Trabalhadores da Samsung podem avançar para greve de 18 dias

A Samsung poderá enfrentar uma greve de grandes proporções já a partir desta quinta-feira, 21 de maio. O maior sindicato da empresa, que representa cerca de 48 mil trabalhadores, não chegou a acordo com a fabricante sul-coreana nas negociações sobre os bónus salariais.

Segundo o site Engadget, as duas partes conseguiram resolver várias divergências durante as negociações. No entanto, a questão dos prémios financeiros continua sem entendimento.

Sindicato exige aumento dos bónus

O sindicato quer que a Samsung elimine as atuais limitações nos bónus atribuídos aos trabalhadores. Atualmente, o valor máximo equivale a 50% do salário anual.

Além disso, os representantes dos funcionários defendem que 15% do lucro operacional anual da empresa seja reservado para prémios dos trabalhadores. A medida beneficiaria principalmente os funcionários ligados à divisão de produção de memória RAM.

A reivindicação surge numa altura em que o setor de semicondutores da empresa apresenta resultados elevados. Apenas no primeiro trimestre de 2026, a divisão registou lucros operacionais superiores a 30 mil milhões de euros.
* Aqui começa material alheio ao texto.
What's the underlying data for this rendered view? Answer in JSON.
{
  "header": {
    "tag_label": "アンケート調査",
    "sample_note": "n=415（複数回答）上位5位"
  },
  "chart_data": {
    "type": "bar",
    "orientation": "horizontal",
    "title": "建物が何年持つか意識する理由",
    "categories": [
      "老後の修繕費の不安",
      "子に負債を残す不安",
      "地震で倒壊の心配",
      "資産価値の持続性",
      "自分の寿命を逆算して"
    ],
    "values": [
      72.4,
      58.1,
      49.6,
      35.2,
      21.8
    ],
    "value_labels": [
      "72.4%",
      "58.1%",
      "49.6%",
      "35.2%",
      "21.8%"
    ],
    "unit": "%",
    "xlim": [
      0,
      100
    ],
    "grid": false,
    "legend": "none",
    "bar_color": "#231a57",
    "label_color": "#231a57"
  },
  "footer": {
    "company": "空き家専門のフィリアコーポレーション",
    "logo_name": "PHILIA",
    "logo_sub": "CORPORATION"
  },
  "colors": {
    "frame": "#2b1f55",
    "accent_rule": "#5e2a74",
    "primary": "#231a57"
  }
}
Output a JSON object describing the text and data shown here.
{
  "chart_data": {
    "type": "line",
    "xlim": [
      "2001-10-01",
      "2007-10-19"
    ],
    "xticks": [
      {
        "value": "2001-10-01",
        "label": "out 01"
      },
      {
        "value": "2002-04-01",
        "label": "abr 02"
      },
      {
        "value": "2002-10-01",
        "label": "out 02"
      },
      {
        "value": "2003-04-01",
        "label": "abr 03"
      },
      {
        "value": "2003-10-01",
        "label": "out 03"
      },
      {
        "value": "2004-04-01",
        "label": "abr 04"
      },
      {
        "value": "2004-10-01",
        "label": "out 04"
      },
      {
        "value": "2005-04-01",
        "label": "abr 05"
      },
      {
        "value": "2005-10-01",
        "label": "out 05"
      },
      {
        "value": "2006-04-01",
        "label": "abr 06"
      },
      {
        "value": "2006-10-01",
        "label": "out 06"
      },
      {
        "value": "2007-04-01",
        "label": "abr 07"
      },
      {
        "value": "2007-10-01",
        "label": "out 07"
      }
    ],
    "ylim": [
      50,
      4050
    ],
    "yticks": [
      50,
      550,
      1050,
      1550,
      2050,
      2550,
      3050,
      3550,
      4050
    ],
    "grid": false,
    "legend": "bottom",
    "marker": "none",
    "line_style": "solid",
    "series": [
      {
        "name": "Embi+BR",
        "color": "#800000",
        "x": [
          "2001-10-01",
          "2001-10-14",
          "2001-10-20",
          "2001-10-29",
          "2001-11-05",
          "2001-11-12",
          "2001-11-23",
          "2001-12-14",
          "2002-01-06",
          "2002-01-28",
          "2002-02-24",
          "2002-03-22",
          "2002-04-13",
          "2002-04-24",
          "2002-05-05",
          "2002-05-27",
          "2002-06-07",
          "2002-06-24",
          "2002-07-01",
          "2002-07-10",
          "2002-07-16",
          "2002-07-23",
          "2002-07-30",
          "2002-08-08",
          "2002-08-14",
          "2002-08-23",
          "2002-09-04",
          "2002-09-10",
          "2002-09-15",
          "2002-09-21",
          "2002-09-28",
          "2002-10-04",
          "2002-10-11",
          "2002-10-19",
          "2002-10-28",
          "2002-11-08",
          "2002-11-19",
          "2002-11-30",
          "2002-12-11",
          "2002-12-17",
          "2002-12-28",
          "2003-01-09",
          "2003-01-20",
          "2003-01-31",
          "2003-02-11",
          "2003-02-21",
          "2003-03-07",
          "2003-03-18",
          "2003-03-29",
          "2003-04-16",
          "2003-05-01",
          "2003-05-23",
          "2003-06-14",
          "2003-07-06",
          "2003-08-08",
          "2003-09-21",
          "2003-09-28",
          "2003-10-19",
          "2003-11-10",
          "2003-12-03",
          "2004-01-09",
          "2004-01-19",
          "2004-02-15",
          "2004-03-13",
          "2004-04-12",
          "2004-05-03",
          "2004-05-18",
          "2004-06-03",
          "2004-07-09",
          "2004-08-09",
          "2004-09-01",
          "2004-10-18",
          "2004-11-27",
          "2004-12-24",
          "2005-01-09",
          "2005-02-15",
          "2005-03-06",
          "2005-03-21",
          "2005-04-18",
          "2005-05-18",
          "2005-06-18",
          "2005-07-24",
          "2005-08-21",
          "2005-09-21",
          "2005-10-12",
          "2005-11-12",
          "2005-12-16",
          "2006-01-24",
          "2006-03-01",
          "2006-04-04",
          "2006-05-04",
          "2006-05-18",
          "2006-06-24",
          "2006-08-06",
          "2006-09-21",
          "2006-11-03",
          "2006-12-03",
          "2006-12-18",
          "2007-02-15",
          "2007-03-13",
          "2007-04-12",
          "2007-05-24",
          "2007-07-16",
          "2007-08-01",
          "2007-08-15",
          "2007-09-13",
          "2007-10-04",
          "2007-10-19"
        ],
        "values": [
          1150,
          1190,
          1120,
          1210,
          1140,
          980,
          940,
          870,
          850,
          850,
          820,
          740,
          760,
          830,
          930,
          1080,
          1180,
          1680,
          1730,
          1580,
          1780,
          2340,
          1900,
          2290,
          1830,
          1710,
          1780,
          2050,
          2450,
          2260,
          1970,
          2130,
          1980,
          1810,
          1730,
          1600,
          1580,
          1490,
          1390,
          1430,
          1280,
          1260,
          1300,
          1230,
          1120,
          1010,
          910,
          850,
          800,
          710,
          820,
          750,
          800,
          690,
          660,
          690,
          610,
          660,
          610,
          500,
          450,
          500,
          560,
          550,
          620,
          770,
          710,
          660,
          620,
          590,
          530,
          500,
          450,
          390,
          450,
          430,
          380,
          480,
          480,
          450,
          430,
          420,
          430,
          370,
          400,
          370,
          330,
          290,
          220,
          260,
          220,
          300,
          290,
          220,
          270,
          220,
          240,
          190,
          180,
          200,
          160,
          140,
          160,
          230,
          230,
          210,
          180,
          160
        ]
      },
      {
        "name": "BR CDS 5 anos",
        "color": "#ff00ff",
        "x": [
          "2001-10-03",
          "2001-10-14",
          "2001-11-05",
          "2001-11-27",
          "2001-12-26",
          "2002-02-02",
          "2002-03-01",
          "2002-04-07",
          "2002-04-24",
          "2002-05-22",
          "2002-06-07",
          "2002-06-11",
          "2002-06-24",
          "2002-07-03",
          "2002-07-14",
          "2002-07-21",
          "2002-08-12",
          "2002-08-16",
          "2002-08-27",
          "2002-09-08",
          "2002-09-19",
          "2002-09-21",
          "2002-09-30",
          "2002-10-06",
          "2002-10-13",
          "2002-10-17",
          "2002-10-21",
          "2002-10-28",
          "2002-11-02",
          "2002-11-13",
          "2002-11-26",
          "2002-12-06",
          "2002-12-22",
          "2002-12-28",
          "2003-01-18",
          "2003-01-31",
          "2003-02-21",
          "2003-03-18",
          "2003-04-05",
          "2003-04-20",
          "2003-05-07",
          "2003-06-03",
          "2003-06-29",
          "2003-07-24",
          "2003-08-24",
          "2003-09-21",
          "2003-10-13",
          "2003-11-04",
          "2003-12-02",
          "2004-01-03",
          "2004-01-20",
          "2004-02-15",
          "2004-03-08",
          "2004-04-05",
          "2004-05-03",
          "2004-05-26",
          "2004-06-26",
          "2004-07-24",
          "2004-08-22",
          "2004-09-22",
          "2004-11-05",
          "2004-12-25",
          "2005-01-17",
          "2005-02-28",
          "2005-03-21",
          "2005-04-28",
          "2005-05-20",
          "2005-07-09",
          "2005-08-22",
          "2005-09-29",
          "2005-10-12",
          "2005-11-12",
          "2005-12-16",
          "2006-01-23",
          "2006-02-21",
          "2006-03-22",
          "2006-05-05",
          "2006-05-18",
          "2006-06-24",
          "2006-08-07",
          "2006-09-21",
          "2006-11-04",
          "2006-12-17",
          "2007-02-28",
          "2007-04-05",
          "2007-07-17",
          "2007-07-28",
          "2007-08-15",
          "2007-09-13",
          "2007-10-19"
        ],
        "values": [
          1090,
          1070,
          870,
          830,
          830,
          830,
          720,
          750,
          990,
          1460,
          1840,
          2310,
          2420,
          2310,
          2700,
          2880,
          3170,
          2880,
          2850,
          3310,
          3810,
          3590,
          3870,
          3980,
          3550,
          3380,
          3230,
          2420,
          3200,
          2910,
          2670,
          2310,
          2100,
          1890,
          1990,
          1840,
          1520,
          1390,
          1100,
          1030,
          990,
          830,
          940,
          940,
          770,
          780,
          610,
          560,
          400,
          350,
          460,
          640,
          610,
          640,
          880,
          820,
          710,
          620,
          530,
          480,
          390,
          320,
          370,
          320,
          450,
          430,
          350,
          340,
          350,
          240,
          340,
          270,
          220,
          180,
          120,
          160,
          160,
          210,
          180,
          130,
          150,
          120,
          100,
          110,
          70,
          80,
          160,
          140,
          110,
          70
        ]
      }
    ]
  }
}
Samsung considera proposta “inaceitável”

A Samsung classificou as exigências do sindicato como “inaceitáveis”. Segundo a empresa, aceitar a proposta colocaria em risco os princípios fundamentais da sua gestão.

Mesmo assim, a fabricante afirma que continua disponível para negociar até ao último momento, numa tentativa de evitar a paralisação.

A greve deverá decorrer entre 21 de maio e 7 de junho. Para reduzir os impactos, a empresa conseguiu autorização judicial para manter cerca de 7 mil funcionários em atividade e garantir o funcionamento parcial de algumas linhas de produção.

Governo sul-coreano teme impacto económico

O Governo da Coreia do Sul mostrou preocupação com os possíveis efeitos da greve na economia do país.

O ministro das Finanças, Koo Yun-cheol, alertou que a paralisação pode afectar o crescimento económico, as exportações e os mercados financeiros.

Segundo a agência Yonhap, o governante reuniu-se recentemente com autoridades financeiras para analisar as possíveis consequências da greve, numa altura em que aumenta a procura global por chips usados em inteligência artificial.

Sindicatos defendem direitos dos trabalhadores

Em resposta aos alertas do Governo, a Confederação Coreana de Sindicatos afirmou que a prioridade deve ser proteger os direitos e a dignidade dos trabalhadores da indústria tecnológica.

O líder sindical, Choi Seung-ho, alertou que uma paralisação de 18 dias poderá causar prejuízos próximos de 10,4 mil milhões de euros para a empresa.

Analistas sul-coreanos estimam ainda que o impacto total na economia da Coreia do Sul poderá ultrapassar 22,7 mil milhões de euros.

Conclusão

A possível greve na Samsung poderá tornar-se um dos maiores conflitos laborais recentes da indústria tecnológica sul-coreana. O desacordo sobre os bónus mantém empresa e sindicato em posições opostas, enquanto cresce a preocupação com os impactos económicos da paralisação.

Com a procura global por semicondutores em alta, especialmente devido ao crescimento da inteligência artificial, uma interrupção prolongada poderá afectar tanto a produção da Samsung como o mercado tecnológico mundial.